Because many Assyrians call Iraq and Iran their homeland, they have been confused with Arabs and Persians. 
Some relief may come in the near future. 

Last month, the Iraqi Council of Ministers approved a plan to establish three new provinces in Iraq, one of them the Nineveh Plains, which holds the largest population of Assyrians, Chaldeans and Syriacs. 

The legislation may make way for Assyrians to form a self-administered region. Still, even after a mass exodus from their homeland and even within the diaspora, Assyrian music has managed to survive. 

During a rehearsal for Saturday's performance, musicians warmed up on a zornah, or wind pipe, and a dowlah, a drum. 

Mehdi Bagheri, who is from Iran, practiced on a kamacheh, a small, cello-like instrument. 

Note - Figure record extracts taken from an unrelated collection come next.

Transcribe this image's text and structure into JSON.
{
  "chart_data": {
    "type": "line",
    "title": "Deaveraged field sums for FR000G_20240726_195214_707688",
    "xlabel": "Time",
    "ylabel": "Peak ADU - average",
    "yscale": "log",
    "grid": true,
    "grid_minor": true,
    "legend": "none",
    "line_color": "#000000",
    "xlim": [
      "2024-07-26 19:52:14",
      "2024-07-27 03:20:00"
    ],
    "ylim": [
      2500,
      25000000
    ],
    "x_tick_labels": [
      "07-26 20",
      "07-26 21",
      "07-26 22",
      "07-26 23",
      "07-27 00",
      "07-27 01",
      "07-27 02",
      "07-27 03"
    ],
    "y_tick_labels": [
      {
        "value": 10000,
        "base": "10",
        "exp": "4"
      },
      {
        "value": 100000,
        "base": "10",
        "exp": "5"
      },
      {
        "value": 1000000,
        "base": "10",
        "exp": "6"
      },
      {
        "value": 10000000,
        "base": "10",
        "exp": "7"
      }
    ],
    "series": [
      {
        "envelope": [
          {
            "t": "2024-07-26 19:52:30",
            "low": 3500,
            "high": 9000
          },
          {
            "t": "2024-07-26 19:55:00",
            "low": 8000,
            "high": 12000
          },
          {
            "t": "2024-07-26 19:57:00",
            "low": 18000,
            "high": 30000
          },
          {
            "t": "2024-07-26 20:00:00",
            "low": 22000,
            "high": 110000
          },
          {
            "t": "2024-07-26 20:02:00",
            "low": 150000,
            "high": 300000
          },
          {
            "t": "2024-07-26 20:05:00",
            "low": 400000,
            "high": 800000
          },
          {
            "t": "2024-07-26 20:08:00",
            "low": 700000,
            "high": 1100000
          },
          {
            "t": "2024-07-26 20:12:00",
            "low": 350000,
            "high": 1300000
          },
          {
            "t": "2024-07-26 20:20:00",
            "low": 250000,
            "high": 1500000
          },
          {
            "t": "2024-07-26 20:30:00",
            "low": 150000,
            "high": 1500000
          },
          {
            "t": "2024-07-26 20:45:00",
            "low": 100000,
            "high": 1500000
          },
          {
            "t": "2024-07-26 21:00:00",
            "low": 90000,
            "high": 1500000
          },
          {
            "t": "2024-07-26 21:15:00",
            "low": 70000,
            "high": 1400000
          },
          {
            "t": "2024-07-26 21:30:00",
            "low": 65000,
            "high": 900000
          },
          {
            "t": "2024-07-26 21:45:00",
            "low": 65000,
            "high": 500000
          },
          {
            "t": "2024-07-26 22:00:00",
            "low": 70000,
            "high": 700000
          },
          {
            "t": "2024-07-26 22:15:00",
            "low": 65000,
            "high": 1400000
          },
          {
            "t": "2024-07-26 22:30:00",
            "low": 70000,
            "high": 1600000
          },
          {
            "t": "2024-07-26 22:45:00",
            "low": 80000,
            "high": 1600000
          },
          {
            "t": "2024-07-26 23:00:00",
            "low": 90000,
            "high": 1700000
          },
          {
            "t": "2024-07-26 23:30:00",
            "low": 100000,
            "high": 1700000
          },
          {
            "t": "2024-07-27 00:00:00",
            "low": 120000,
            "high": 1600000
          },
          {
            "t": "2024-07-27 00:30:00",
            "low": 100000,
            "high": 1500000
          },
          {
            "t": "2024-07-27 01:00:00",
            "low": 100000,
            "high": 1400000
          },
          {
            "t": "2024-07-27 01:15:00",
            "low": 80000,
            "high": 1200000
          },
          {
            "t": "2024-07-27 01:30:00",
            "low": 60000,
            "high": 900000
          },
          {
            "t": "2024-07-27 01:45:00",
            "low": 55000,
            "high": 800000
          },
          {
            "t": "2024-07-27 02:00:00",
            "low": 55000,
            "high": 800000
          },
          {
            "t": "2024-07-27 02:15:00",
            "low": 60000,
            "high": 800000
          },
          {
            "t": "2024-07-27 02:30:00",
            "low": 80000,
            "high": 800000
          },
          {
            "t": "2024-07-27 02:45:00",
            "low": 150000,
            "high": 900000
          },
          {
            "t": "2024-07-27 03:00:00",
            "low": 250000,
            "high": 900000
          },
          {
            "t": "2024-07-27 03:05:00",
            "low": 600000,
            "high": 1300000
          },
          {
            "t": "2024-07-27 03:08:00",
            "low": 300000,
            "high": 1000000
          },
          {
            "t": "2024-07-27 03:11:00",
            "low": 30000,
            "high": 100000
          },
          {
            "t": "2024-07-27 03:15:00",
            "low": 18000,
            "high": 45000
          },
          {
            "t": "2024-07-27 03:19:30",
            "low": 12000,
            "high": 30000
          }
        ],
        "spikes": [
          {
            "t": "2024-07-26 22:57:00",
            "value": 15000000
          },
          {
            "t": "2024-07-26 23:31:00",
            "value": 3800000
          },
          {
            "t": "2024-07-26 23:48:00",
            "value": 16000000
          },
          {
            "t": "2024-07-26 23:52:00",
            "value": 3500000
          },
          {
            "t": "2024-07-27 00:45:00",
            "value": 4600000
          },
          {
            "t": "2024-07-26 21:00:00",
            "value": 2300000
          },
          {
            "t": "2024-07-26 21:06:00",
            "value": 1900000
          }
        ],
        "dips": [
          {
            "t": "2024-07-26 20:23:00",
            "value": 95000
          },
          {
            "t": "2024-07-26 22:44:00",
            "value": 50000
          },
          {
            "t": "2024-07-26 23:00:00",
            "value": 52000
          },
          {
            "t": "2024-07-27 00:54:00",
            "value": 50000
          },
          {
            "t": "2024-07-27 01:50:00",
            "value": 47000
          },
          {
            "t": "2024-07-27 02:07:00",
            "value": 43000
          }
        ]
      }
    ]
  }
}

Singer Sargon Youkhana said his songs celebrate the beauty of everyday life, a theme all people, no matter who or where they come from, can relate to. 

"Music doesn't have an ID," Youkhana said. "It's for everyone." 

Singer Helen Saint Vincent said her goal is to expose more people to traditional folk music before it is forgotten. "I want to rebuild this forgotten music," Vincent said. 

"We (Assyrians) are an old nation, but we are scattered, and we have no land. We shouldn't forget our music because this is part of world history." 

Saturday's performance is one of two arts events sponsored by the Assyrian Aid Society. 

An exhibit featuring works by several artists from Iraq, Iran, and Syria will open Friday in Montrose and run through Sunday. 

Artist and poet Paul Batou said the themes presented in the work transcend differences in religion and ancestry. 

"Artists from those countries are sending a message of peace using the colorful art that explores the culture and beauty of their homeland," Batou said. 

"These artists believe that peace, art and education are the keys for change, a change needed for beauty to overcome hate, love to overcome war and destruction." 
Issa said the goal behind these events is to raise awareness of the Assyrian culture through the arts, so they are not lost. 

"This heritage doesn't just belong to Assyrians, but to all humans," Issa said. "When we lose a part of a nation's culture, all human beings lose a part of human heritage." 

The Mesopotamian Colors art exhibit will be open from 5 to 8 p.m. Friday at Whites Art Gallery, 2414 Honolulu Ave., Montrose. The exhibit ends Sunday.